Merajut Kembali Kejayaan Kemanusiaan

Mewaspadai Pelapukan Guru
Pentingnya Kritisisme terhadap UU ‘Pensejahteraan’ Guru
Mustatho'[1]


Dengan lahirnya UU SISDIKNAS 2003 dan 'dimanjakannya' Guru dengan UU RI No 14 tahun 2005 seakan melambungkan profesi guru melebihi profesi-profesi lain. Guru menjadi hal penting setelah sekian lama dilupakan. Guru menjadi atribut yang paling menawan setelah sekian lama tidak diindahkan. Siapa yang sekarang tidak bangga menjadi seorang guru? Setiap orang tua saat ini akan membanggakan dan mengarahkan anaknya untuk menjadi seorang guru. Namun apakah persoalan tentang guru dan pendidikan selesai dengan topangan hukum UU SISDIKNAS 2003 dan UU RI No 14 tahun 2005 tentang Guru dan Dosen?.
Dengan tidak meneliti sedetail mungkin, UU SISDIKNAS 2003 dan UU RI No 14 tahun 2005 tahun tentang Guru dan Dosen, kita akan terpasung dalam ujaran ‘sempurna!’ dan ‘final!’ untuk menilai UU ini.
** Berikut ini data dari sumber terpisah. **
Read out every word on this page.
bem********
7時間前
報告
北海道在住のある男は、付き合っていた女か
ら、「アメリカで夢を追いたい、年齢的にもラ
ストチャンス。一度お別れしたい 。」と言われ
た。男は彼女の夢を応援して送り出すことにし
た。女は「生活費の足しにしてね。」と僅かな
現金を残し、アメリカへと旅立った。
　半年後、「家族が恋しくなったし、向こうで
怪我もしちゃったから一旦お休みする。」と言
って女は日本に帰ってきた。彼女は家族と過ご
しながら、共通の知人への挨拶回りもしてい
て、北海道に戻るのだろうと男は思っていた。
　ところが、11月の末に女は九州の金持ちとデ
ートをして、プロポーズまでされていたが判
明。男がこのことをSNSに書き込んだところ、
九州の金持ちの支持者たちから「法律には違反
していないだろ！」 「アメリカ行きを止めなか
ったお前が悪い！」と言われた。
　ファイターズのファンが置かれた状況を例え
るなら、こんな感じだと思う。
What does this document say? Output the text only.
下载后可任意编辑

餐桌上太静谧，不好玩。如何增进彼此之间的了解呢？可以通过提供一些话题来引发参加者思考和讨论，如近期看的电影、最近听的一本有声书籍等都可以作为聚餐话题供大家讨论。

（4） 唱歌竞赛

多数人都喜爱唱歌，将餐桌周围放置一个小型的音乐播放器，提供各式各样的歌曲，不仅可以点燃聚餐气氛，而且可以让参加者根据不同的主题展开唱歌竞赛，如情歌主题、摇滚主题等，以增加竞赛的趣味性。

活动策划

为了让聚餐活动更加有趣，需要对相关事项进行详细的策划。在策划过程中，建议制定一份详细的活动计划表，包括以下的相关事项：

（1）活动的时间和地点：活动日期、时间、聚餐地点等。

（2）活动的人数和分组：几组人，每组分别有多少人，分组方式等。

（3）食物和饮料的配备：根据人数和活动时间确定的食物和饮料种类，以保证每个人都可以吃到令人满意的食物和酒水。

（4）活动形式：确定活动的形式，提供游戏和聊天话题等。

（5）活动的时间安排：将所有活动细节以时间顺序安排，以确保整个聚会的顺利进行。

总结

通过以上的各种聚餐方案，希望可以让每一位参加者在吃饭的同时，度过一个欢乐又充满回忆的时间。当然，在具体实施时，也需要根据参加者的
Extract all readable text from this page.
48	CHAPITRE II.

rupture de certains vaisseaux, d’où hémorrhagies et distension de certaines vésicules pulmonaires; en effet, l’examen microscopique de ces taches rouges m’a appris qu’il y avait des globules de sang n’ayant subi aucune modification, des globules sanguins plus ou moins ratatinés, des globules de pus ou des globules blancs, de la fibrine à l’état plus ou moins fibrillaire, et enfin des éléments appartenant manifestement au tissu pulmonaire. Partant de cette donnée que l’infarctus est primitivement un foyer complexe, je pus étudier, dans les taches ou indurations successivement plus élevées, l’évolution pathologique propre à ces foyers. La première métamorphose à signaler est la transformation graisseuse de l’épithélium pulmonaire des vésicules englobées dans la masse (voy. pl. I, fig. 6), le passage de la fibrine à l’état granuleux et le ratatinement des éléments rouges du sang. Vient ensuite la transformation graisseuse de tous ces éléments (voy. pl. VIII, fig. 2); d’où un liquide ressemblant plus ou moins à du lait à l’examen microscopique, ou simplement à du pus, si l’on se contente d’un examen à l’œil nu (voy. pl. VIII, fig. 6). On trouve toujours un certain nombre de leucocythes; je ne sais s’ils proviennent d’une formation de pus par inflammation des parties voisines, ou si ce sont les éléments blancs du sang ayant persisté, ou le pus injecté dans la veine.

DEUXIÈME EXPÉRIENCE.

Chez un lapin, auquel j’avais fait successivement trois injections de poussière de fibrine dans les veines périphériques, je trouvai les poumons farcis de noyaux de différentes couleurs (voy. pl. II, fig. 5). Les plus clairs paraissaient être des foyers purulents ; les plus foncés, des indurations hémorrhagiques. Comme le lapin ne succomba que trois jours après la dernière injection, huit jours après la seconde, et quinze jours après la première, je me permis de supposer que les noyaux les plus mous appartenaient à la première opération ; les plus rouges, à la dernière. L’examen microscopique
Picik pikir yang demikian akan menjadikan penilaian selesai sebatas guru dan dosen telah mengalami peningkatan penghargaan dari yang semula di bawah layak menjadi memiliki standart gaji yang bisa membanggakan mereka. Hal dapat dimaklumi karena memang naïf pikir setiap manusia akan cenderung mengatakan "sudahlah kami sudah tersejahterakan". Inilah yang dapat mengkaburkan kekurangan UU SISDIKNAS tahun 2003 dan UU RI No 14 tahun 2005 tentang Guru dan Dosen melangit tanpa kekurangan dan bebas kritik.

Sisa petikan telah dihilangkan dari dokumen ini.